Where \(I\) is the \(n\times n\) identity matrix. We then set \(f(\lambda) = 0\) and solve for \(\lambda\). The resulting numbers we get are the eigenvalues of \(A\).

To then find the eigenvectors associated with a specific eigenvalue \(\lambda\) we find the nullspace of \(A-\lambda I\) excluding \(0\).

Note that because \(A\) is linear, if \(c\) is a constant and \(\ket{v}\) is an eigenvector of \(A\) with associate eigenvalue \(\lambda\) then since \(A\ket{v} = \lambda \ket{v}\):

\[\begin{gather*} A\ket{cv} = c A\ket{v} = c \lambda \ket{v} = \lambda \ket{cv} \end{gather*}\]

\(c\ket{v}\) is also an eigenvector with the same eigenvalue \(\lambda\).
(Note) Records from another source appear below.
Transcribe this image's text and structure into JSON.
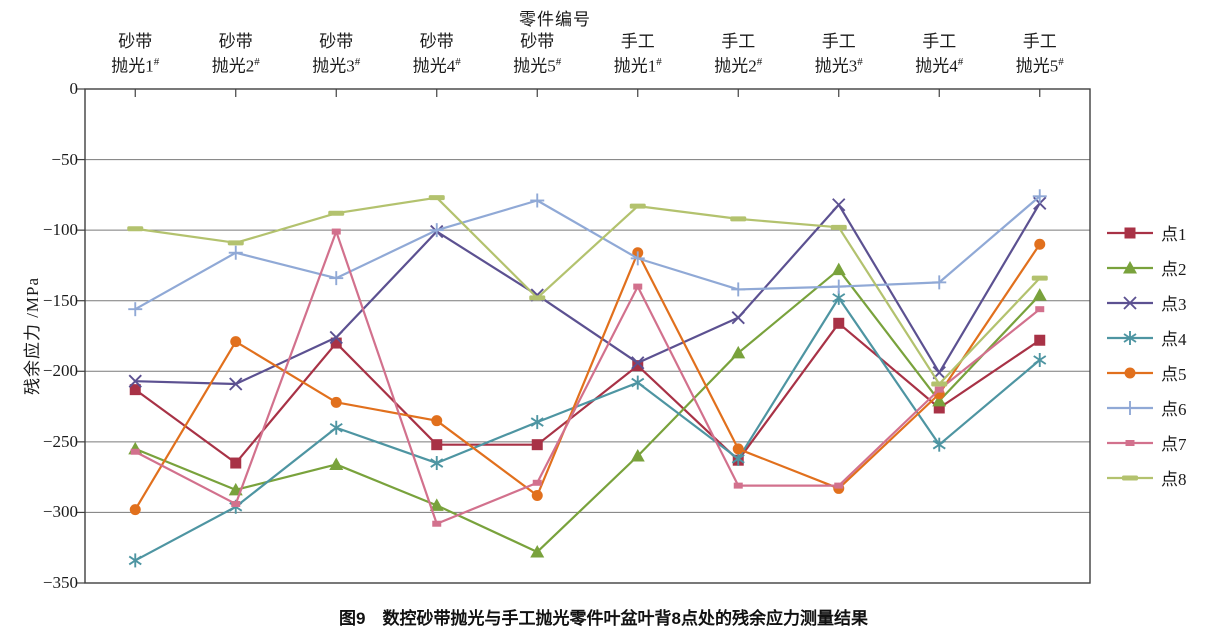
{
  "figure": {
    "caption": "图9　数控砂带抛光与手工抛光零件叶盆叶背8点处的残余应力测量结果"
  },
  "chart_data": {
    "type": "line",
    "title": "",
    "xlabel": "零件编号",
    "xlabel_position": "top",
    "ylabel": "残余应力 /MPa",
    "ylim": [
      -350,
      0
    ],
    "grid": true,
    "legend_position": "right",
    "yticks": [
      0,
      -50,
      -100,
      -150,
      -200,
      -250,
      -300,
      -350
    ],
    "ytick_labels": [
      "0",
      "−50",
      "−100",
      "−150",
      "−200",
      "−250",
      "−300",
      "−350"
    ],
    "categories": [
      {
        "top": "砂带",
        "bottom": "抛光1",
        "sup": "#"
      },
      {
        "top": "砂带",
        "bottom": "抛光2",
        "sup": "#"
      },
      {
        "top": "砂带",
        "bottom": "抛光3",
        "sup": "#"
      },
      {
        "top": "砂带",
        "bottom": "抛光4",
        "sup": "#"
      },
      {
        "top": "砂带",
        "bottom": "抛光5",
        "sup": "#"
      },
      {
        "top": "手工",
        "bottom": "抛光1",
        "sup": "#"
      },
      {
        "top": "手工",
        "bottom": "抛光2",
        "sup": "#"
      },
      {
        "top": "手工",
        "bottom": "抛光3",
        "sup": "#"
      },
      {
        "top": "手工",
        "bottom": "抛光4",
        "sup": "#"
      },
      {
        "top": "手工",
        "bottom": "抛光5",
        "sup": "#"
      }
    ],
    "series": [
      {
        "name": "点1",
        "marker": "square",
        "color": "#A83246",
        "values": [
          -213,
          -265,
          -180,
          -252,
          -252,
          -196,
          -263,
          -166,
          -226,
          -178
        ]
      },
      {
        "name": "点2",
        "marker": "triangle",
        "color": "#79A23C",
        "values": [
          -255,
          -284,
          -266,
          -295,
          -328,
          -260,
          -187,
          -128,
          -221,
          -146
        ]
      },
      {
        "name": "点3",
        "marker": "x",
        "color": "#5C5191",
        "values": [
          -207,
          -209,
          -176,
          -101,
          -146,
          -194,
          -162,
          -82,
          -201,
          -81
        ]
      },
      {
        "name": "点4",
        "marker": "asterisk",
        "color": "#4E95A2",
        "values": [
          -334,
          -296,
          -240,
          -265,
          -236,
          -208,
          -262,
          -148,
          -252,
          -192
        ]
      },
      {
        "name": "点5",
        "marker": "circle",
        "color": "#E1701D",
        "values": [
          -298,
          -179,
          -222,
          -235,
          -288,
          -116,
          -255,
          -283,
          -216,
          -110
        ]
      },
      {
        "name": "点6",
        "marker": "plus",
        "color": "#90A9D6",
        "values": [
          -156,
          -116,
          -134,
          -100,
          -79,
          -120,
          -142,
          -140,
          -137,
          -76
        ]
      },
      {
        "name": "点7",
        "marker": "small-square",
        "color": "#D2718D",
        "values": [
          -257,
          -294,
          -101,
          -308,
          -279,
          -140,
          -281,
          -281,
          -213,
          -156
        ]
      },
      {
        "name": "点8",
        "marker": "dash",
        "color": "#B3C26E",
        "values": [
          -99,
          -109,
          -88,
          -77,
          -148,
          -83,
          -92,
          -98,
          -209,
          -134
        ]
      }
    ]
  }
}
In other words, multiples of eigenvectors are still eigenvectors.

There is a quick check we can do that will often tell us if we’ve incorrectly calculated the eigenvalues of \(A\). If we add all of the eigenvalues of \(A\) together the sum must equal the sum of the diagonal entries of \(A\), for shorthand called the trace or tr\((A)\) of \(A\).